Gurrieri
Verso la fine degli scorsi anni Ottanta, sulle pagine de La Nazione, la città si interrogava sul suo futuro, avvertendo le prime pericolose ferite di un crescente e incontrastato turismo. Con la sua polemica e pungente ironia, Giovanni Klaus Koenig, apprezzato docente di Storia dell’Architettura e del Design del nostro Ateneo (nonché collaboratore di questo giornale) ebbe a scrivere che "da lì a pochi anni Firenze avrebbe dovuto introdurre il numero chiuso per i turisti,
chiudendo il suo centro storico e magari introducendo un ticket d’ingresso". Mentre era chiaro come organizzare il controllo a Porta San Frediano, Porta a Prato, Porta Romana e San Giorgio al Forte di Belvedere, restava indeterminato come risolvere i presìdi altrove, a costituire materia da studiare.
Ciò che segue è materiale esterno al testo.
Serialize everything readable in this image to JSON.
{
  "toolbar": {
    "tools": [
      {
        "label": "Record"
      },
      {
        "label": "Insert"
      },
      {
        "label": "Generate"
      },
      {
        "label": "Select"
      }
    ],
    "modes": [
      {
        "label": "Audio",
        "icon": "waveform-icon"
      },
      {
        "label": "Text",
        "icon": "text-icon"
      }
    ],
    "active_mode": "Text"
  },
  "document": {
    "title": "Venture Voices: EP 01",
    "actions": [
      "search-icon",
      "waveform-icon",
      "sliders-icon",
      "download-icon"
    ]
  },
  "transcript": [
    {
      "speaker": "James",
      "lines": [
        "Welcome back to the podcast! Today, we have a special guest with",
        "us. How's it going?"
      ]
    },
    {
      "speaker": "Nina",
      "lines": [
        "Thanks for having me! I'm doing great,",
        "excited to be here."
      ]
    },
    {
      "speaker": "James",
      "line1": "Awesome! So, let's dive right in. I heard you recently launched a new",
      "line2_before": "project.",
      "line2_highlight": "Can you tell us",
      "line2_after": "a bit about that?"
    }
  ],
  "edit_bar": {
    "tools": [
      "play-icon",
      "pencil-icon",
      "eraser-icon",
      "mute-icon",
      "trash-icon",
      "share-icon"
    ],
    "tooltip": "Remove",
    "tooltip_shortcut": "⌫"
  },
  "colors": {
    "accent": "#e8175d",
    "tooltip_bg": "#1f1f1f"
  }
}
In
quell’occasione non mancò di far notare che anche altri centri prestigiosi ancorché più piccoli, come Siena, San Gimignano e Pienza, avrebbero dovuto affrontare lo stesso problema. Ricordando come – aggiungeva – Venezia sarebbe
stata in ciò avvantaggiata per il fatto di avere un filtro naturale fra il piazzale Roma e la Stazione di Santa Lucia. Il problema fu inizialmente avvertito nelle giunte di Alessandro Bonsanti e Lando Conti, poi progressivamente ripreso nella giunta Bogianckino. Ebbene, lo scorso 25 aprile, proprio Venezia, "la più bella e
fragile città del mondo", ha introdotto il ticket di cinque euro perché, come ha
detto il suo sindaco "bisognava fare qualcosa per regolare il turismo perché il
gioiello va preservato". Firenze che, in quanto a bellezza e fragilità non è seconda a nessuno, è nelle stesse condizioni della città dei dogi. L’iperturismo concentrato nella città intramurale la farà morire di congestione,
dolorosa e irreversibile, nonostante la prestigiosa connotazione d’esser
patrimonio Unesco. Dunque Koenig è stato buon profeta.